Réserve biologique intégrale du Vercors
La réserve biologique intégrale du Vercors se trouve au sud-est de ce grand massif calcaire des Alpes externes. Elle s'étend de la retombée ouest des hauts-plateaux jusqu'à la crête du rebord oriental du Vercors, sur plus de 1200 m de dénivelé (860 à 2090 m). C'est une des trois plus grandes RBI de France métropolitaine, et de loin la plus grande en montagne.
La RBI fait partie du Parc naturel régional du Vercors. Elle est concernée par la ZNIEFF de type 1 "Plateaux et bordure occidentale des hauts plateaux du Vercors", incluse dans la ZNIEFF de type 2 "Hauts plateaux du Vercors". Elle fait aussi partie de la ZSC "Landes, pelouses, forêts remarquables et habitats rocheux des Hauts Plateaux et de la bordure orientale du Vercors" et de la ZPS "Hauts plateaux du Vercors".

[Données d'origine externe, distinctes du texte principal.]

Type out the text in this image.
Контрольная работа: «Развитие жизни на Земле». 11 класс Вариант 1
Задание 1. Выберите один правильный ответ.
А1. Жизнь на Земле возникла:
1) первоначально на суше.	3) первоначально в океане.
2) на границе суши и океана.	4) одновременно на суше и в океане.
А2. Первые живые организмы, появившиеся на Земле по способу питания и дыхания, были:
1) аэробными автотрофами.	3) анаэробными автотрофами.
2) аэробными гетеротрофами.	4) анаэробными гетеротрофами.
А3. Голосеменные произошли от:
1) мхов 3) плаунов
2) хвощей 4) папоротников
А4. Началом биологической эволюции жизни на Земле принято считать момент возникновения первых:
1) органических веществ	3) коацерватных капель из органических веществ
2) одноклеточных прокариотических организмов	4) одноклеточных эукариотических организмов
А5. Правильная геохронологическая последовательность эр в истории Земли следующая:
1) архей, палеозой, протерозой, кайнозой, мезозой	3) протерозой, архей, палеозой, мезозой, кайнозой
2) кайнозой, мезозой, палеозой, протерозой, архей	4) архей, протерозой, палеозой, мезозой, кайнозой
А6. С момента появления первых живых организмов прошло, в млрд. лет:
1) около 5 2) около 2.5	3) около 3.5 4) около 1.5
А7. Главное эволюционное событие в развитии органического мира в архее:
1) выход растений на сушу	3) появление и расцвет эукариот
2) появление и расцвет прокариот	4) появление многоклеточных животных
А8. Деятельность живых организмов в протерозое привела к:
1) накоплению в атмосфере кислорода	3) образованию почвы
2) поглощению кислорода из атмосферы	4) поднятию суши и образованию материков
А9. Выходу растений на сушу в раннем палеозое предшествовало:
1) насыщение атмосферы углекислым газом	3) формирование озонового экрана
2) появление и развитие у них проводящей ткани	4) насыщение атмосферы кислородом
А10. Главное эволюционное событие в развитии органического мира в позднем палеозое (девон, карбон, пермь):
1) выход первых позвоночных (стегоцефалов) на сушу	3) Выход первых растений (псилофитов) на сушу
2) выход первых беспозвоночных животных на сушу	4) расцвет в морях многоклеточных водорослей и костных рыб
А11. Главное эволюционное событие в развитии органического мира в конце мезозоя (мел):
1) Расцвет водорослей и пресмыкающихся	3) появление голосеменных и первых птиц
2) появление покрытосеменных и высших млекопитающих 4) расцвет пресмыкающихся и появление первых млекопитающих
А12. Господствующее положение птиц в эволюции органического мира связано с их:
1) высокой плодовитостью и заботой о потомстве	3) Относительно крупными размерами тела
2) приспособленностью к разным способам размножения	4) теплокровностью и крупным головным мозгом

La RBI du Vercors a par ailleurs la particularité de se superposer en partie à la réserve naturelle nationale des Hauts plateaux du Vercors. Au sein de cette immense RNN (17 030 ha, la plus grande de l'Hexagone), aux statuts fonciers et aux enjeux patrimoniaux et de gestion très variés (de la gestion sylvo-pastorale des pré-bois à la conservation de vieilles forêts), la RBI apporte un supplément de "cœur" de libre évolution à une partie importante de la forêt domaniale. Elle complète aussi la RNN en descendant dans la vallée de la Vernaison pour couvrir une plus grande amplitude altitudinale et diversité d'habitats naturels.
Histoire
Sous l'Ancien régime, l'actuelle forêt domaniale du Vercors était propriété de seigneurs et de l'évêque de Die, mais elle était l'objet d'importants droits d'usage accordés aux habitants : bois de construction et de chauffage (et charbon de bois) pour les besoins domestiques mais aussi pour le commerce, pâturage. Au début du XVIIIe siècle, la forêt était très dégradée, surexploitée et surpâturée, et avait subi des incendies sur plus de 3 000 ha.
A la Révolution, l'Etat devient propriétaire. En 1845, les droits d'usage sont cantonnés, avec le partage de la forêt entre une partie domaniale (dont ils sont exclus) et plusieurs forêts communales. L'administration forestière aménage la domaniale en y créant les premières routes forestières.
En sus de cette partie historique de la RBI (1 179 ha), l'Etat a acheté en 1923 le tènement du Play, au nord de la réserve, après des coupes abusives pendant la Première Guerre mondiale. Et ce n'est qu'en 1977 qu'il a acquis le canton de Tiolache, à l'est, qui avait pendant très longtemps été consacré à l'exploitation pastorale plutôt que forestière. L'historique du site est donc très contrasté.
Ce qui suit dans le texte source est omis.